More than a third of Munich properties scheduled for auction in June were sold before a single bid was placed, as sellers increasingly choose the security of an early offer over the uncertainty of the auction floor. This marks a significant shift in the city’s high-stakes property market, where fierce weekend bidding wars have been the norm for years.
The trend reflects a broader recalibration of expectations among homeowners and buyers. After a period of rapid price growth fuelled by low interest rates, recent signals from the European Central Bank in Frankfurt of further rate rises have introduced a note of caution. For many sellers, the risk of a property failing to meet its reserve price now outweighs the potential for an auction-day windfall, making a strong, unconditional pre-auction offer incredibly attractive.
This is playing out across the city’s most sought-after postcodes. In Lehel, a two-bedroom Altbau apartment on Oettingenstraße, initially listed with a guide of €1.4 million, was sold ten days before its scheduled auction after a buyer presented an unconditional offer of €1.55 million. A similar story unfolded in Haidhausen, where a family home near Weissenburger Platz was withdrawn from the market a week early. Real estate agencies like Von Poll Immobilien and local market analysts confirm they are fielding more of these pre-emptive bids than at any time since before the pandemic.
Certainty Becomes the New Currency
The numbers bear out the anecdotal evidence. According to data compiled by research group Immobilien Daten München (IDM), 35% of all properties listed for auction in June sold prior to the event. This is nearly double the 18% rate recorded in June 2025. The data also indicates that these early deals are not happening at a discount; the average pre-auction sale price last month was €1.18 million, roughly 8% above the initial public price guide for those properties.
The psychology is clear. An unconditional offer, with financing secured and no cooling-off period, eliminates the stress and expense of a full auction campaign. It removes the risk of the property being “passed in” and the stigma that can attach to a failed auction. For vendors who have already purchased their next home, or those who simply want a clean transaction, locking in a firm price has become the primary goal. This is especially true for properties in the €1 million to €2 million bracket, where buyers are more sensitive to borrowing capacity changes.

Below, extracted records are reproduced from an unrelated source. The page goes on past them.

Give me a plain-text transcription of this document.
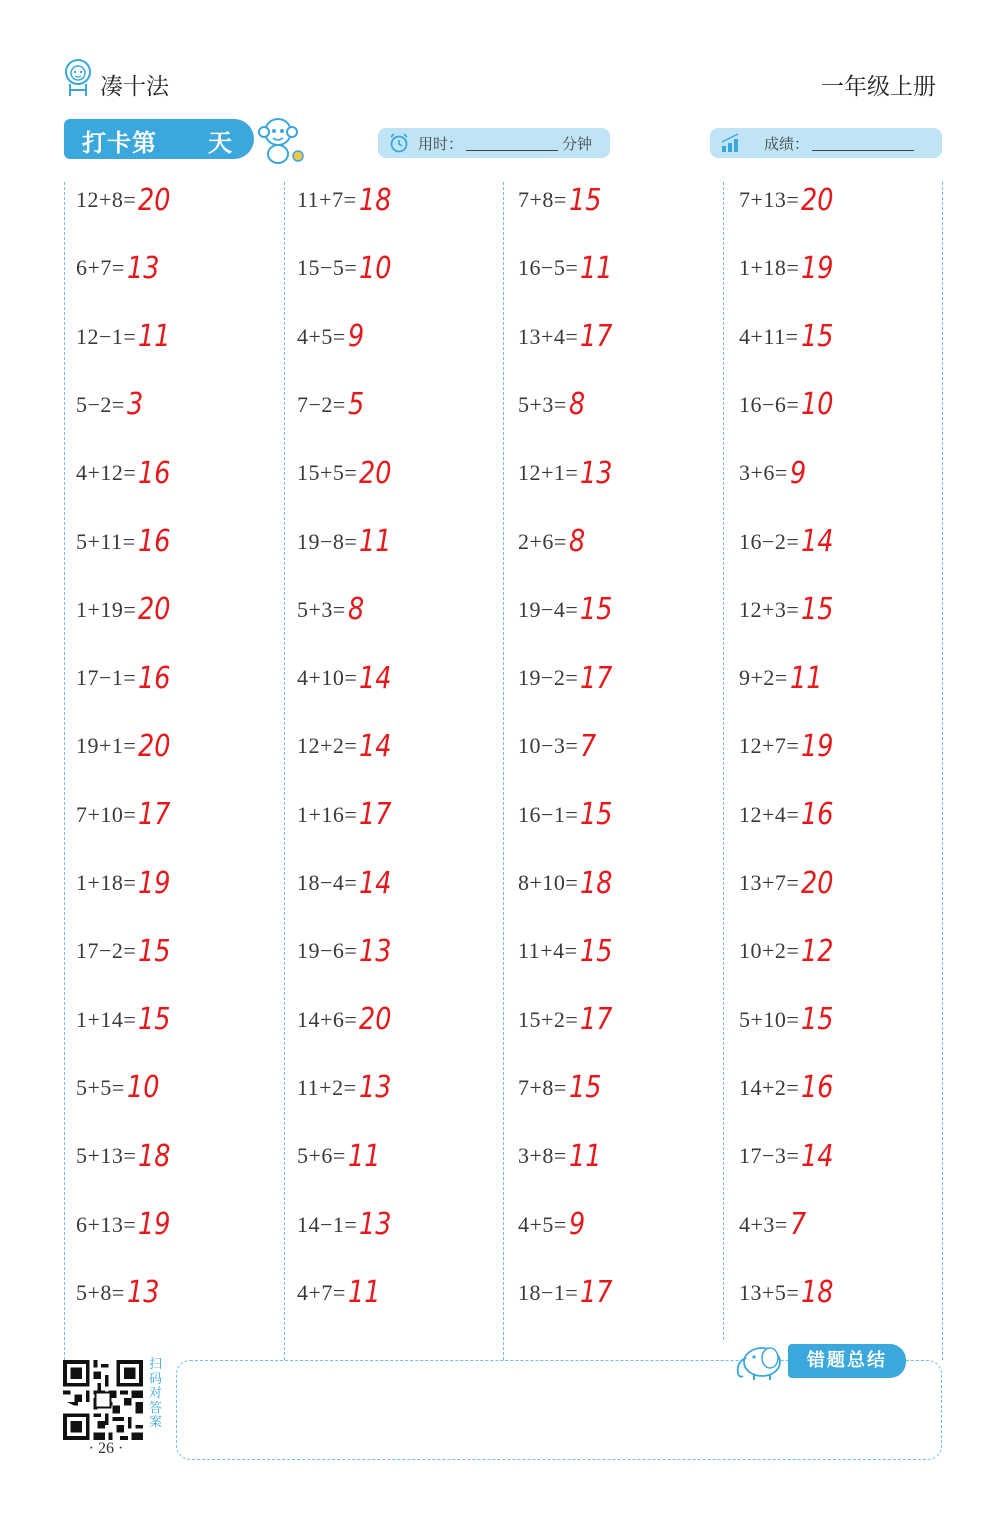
凑十法	一年级上册
打卡第 天	用时：	分钟	成绩：
12+8= 20
6+7= 13
12−1= 11
5−2= 3
4+12= 16
5+11= 16
1+19= 20
17−1= 16
19+1= 20
7+10= 17
1+18= 19
17−2= 15
1+14= 15
5+5= 10
5+13= 18
6+13= 19
5+8= 13
11+7= 18
15−5= 10
4+5= 9
7−2= 5
15+5= 20
19−8= 11
5+3= 8
4+10= 14
12+2= 14
1+16= 17
18−4= 14
19−6= 13
14+6= 20
11+2= 13
5+6= 11
14−1= 13
4+7= 11
7+8= 15
16−5= 11
13+4= 17
5+3= 8
12+1= 13
2+6= 8
19−4= 15
19−2= 17
10−3= 7
16−1= 15
8+10= 18
11+4= 15
15+2= 17
7+8= 15
3+8= 11
4+5= 9
18−1= 17
7+13= 20
1+18= 19
4+11= 15
16−6= 10
3+6= 9
16−2= 14
12+3= 15
9+2= 11
12+7= 19
12+4= 16
13+7= 20
10+2= 12
5+10= 15
14+2= 16
17−3= 14
4+3= 7
13+5= 18
扫码对答案
· 26 ·
错题总结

A Litmus Test for the Summer Market
For prospective buyers, this trend changes the rules of engagement. The strategy of waiting for auction day can mean missing out entirely. Agents are now advising their most serious clients to register interest early and have their finances in perfect order to be able to make a compelling offer the moment a property hits the market. This often means having a financing commitment from a bank like Stadtsparkasse München well in advance and being prepared to sign a purchase agreement at a Notar's office with little notice.
What happens next will depend heavily on the ECB's next move and overall economic sentiment. But for now, the pre-auction deal has become a key feature of Munich’s property landscape. Sellers are demonstrating that in an uncertain climate, a bird in the hand is worth more than two in the auction room, a sentiment likely to define the city's market through the rest of the summer and into the autumn.